Ella se incorporó lentamente, sin necesitar ayuda esta vez. Sus movimientos eran deliberados, como si estuviera probando los límites de un cuerpo que volvía a ser suyo después de mucho tiempo.
«No fue la enfermedad lo que me rompió primero», continuó, mirando directamente a sus ojos. «Fue antes. Mucho antes. Hubo un momento… una elección que hice, y la enterré tan profundamente que ni siquiera sabía que existía».
Barkas sintió cómo el aire en la habitación cambiaba. No era miedo lo que emanaba de ella ahora, sino una resolución nacida de la verdad.
Talia extendió la mano y acarició su hocico con una ternura que dolía.
«He estado usando el dolor como escudo», susurró. «Como excusa para no enfrentar lo que realmente perdí. Los medicamentos solo me permitían seguir huyendo».
Kan presionó su cabeza contra su palma, aceptando su confesión sin juicio. Entendía, a su manera, que el sufrimiento físico había sido un refugio paradójico: mientras su cuerpo agonizaba, su alma podía permanecer dormida, protegida de verdades más devastadoras.

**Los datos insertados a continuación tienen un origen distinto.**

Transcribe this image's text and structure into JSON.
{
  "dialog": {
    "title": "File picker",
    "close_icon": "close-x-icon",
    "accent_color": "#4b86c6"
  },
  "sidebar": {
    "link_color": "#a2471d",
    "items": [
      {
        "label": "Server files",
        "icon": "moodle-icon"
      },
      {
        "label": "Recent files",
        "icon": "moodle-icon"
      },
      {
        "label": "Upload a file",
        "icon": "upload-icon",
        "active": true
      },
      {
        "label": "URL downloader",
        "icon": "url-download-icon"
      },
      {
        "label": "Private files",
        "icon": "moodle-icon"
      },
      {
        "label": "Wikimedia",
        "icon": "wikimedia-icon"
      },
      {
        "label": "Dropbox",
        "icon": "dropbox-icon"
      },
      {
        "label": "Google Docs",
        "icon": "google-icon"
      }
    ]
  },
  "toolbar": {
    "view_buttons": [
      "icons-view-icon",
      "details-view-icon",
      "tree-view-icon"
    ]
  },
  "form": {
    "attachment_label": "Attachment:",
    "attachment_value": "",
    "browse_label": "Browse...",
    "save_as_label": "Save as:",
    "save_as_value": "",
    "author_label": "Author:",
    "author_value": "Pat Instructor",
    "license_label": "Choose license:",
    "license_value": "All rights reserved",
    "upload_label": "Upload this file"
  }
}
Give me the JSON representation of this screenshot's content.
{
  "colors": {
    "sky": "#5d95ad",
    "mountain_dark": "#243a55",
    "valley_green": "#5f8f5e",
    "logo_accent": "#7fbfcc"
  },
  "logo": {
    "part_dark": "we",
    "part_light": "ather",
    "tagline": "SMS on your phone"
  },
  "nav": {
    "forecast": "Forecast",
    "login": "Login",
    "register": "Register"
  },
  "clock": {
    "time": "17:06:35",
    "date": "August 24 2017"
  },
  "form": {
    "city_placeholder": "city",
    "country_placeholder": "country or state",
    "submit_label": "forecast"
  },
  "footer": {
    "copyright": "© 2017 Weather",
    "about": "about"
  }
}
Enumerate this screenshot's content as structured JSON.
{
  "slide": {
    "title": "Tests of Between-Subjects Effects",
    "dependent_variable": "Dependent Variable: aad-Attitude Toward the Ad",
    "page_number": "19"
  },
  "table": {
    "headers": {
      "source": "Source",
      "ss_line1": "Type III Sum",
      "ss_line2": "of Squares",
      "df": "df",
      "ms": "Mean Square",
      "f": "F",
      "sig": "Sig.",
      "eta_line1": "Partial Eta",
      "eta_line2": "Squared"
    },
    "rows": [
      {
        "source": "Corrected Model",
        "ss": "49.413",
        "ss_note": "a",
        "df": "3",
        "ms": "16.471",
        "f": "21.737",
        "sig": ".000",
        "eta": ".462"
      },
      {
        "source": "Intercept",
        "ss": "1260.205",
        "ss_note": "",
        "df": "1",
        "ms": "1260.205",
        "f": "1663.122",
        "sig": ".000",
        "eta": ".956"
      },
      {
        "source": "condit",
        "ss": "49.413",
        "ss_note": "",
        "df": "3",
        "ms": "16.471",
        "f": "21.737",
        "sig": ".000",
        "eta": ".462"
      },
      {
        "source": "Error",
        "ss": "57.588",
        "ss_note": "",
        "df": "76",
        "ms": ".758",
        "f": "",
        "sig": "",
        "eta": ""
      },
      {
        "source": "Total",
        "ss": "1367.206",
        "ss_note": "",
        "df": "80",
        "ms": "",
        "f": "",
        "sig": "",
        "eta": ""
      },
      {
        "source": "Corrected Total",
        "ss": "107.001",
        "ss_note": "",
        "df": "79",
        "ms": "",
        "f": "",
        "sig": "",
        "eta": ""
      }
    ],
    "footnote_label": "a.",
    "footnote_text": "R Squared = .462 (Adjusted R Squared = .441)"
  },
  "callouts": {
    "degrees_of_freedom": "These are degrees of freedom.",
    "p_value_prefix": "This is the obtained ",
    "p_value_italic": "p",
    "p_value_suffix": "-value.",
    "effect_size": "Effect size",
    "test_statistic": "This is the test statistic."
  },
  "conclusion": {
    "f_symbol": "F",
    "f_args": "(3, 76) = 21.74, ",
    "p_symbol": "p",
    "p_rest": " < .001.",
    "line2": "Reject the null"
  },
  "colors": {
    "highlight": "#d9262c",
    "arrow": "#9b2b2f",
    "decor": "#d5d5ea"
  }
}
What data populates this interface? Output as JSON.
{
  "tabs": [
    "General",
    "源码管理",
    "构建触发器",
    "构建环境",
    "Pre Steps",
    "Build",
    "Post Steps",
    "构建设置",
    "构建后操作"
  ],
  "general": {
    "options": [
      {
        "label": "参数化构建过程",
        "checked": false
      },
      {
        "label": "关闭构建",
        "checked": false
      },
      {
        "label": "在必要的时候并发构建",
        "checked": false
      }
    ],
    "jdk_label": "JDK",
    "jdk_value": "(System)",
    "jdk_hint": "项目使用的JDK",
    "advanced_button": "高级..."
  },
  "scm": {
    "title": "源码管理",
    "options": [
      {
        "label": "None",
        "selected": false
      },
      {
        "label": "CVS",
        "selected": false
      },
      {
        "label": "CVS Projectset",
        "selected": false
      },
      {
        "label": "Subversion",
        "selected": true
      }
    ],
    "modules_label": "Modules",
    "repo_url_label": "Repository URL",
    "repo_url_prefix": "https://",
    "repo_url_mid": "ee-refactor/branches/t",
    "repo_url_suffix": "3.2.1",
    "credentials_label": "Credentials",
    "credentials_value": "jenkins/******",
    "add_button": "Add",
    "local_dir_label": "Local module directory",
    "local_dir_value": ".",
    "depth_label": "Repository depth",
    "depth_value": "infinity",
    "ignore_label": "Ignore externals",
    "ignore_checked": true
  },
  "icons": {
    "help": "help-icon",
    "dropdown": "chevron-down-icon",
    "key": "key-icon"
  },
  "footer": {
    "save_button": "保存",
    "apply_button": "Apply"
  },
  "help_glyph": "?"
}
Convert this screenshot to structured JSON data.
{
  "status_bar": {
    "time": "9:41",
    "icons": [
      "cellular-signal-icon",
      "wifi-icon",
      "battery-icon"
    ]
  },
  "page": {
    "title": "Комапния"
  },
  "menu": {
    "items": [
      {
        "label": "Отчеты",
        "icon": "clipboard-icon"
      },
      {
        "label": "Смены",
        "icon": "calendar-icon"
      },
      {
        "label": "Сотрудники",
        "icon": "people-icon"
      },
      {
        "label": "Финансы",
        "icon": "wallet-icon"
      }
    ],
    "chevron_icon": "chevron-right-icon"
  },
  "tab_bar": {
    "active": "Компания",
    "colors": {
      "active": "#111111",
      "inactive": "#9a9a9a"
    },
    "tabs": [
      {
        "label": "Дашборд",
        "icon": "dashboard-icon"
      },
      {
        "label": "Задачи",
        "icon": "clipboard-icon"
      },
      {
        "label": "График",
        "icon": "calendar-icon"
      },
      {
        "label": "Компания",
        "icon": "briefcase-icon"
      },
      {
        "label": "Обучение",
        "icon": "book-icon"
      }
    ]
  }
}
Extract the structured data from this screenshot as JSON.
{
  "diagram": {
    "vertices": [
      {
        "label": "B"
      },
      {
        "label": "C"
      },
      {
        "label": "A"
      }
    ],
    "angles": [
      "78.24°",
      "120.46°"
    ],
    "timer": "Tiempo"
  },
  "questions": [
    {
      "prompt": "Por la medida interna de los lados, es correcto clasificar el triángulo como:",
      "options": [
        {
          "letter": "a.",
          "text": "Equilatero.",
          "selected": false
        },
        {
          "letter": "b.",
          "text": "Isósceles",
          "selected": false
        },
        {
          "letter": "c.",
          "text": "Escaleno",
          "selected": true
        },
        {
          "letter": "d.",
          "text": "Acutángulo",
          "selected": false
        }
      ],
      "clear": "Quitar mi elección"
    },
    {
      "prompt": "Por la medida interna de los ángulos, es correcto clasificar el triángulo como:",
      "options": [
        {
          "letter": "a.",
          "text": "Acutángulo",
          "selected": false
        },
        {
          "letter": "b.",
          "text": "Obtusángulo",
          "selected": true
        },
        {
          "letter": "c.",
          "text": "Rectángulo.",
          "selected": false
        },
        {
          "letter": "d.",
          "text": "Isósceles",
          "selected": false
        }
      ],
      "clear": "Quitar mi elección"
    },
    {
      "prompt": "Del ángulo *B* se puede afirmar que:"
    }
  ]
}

Pero ahora, la flor del bosque había abierto una grieta en esa protección. Y el tónico suave de Marisin, en lugar de adormecerla, le había dado la fuerza suficiente para mirar dentro de esa grieta.
«Tengo miedo», admitió Talia, y su voz se quebró por primera vez. «Tengo miedo de recordar todo. De saber quién era antes de convertirme en esto».
Barkas emitió un sonido bajo, vibrante, que resonó contra su piel. No era un consuelo vacío ni una promesa imposible. Era simplemente presencia: la certeza inquebrantable de que, fuera quien fuera ella antes, y fuera quien fuera ahora, él seguiría allí.
Ella cerró los ojos y dejó escapar una lágrima solitaria.
«Gracias por no dejarme olvidar», murmuró. «Y gracias por no dejarme quedarme en el olvido».
En ese instante, Barkas comprendió que la verdadera batalla no era contra la enfermedad ni contra los efectos secundarios de los venenos. Era contra el silencio que ella misma había construido alrededor de su propia historia.
Y que él, con su amor silencioso y constante, había sido la llave que finalmente había abierto la puerta.
Talia respiró hondo, y cuando volvió a abrir los ojos, la claridad seguía allí, pero ahora estaba teñida de una paz frágil y nueva.
«Mañana», dijo con determinación tranquila, «hablaré con Teuran. Necesito dejar de tomar el analgésico original. No porque el dolor haya desaparecido, sino porque ya no necesito esconderme de él».
Kan asintió con un movimiento lento de cabeza. No entendía las palabras exactas, pero sentía el cambio en su energía: ya no era la resignación de una víctima, sino la voluntad de alguien que comienza a reclamar su propia vida.
Y mientras la luz del día se desvanecía gradualmente tras las cortinas, ambos permanecieron juntos en la penumbra, no como enferma y cuidador, sino como dos almas que habían atravesado la oscuridad y emergido, heridas pero enteras, al otro lado.
Porque la sanación no era la ausencia de dolor.
Era la valentía de recordarlo, nombrarlo y, finalmente, trascenderlo.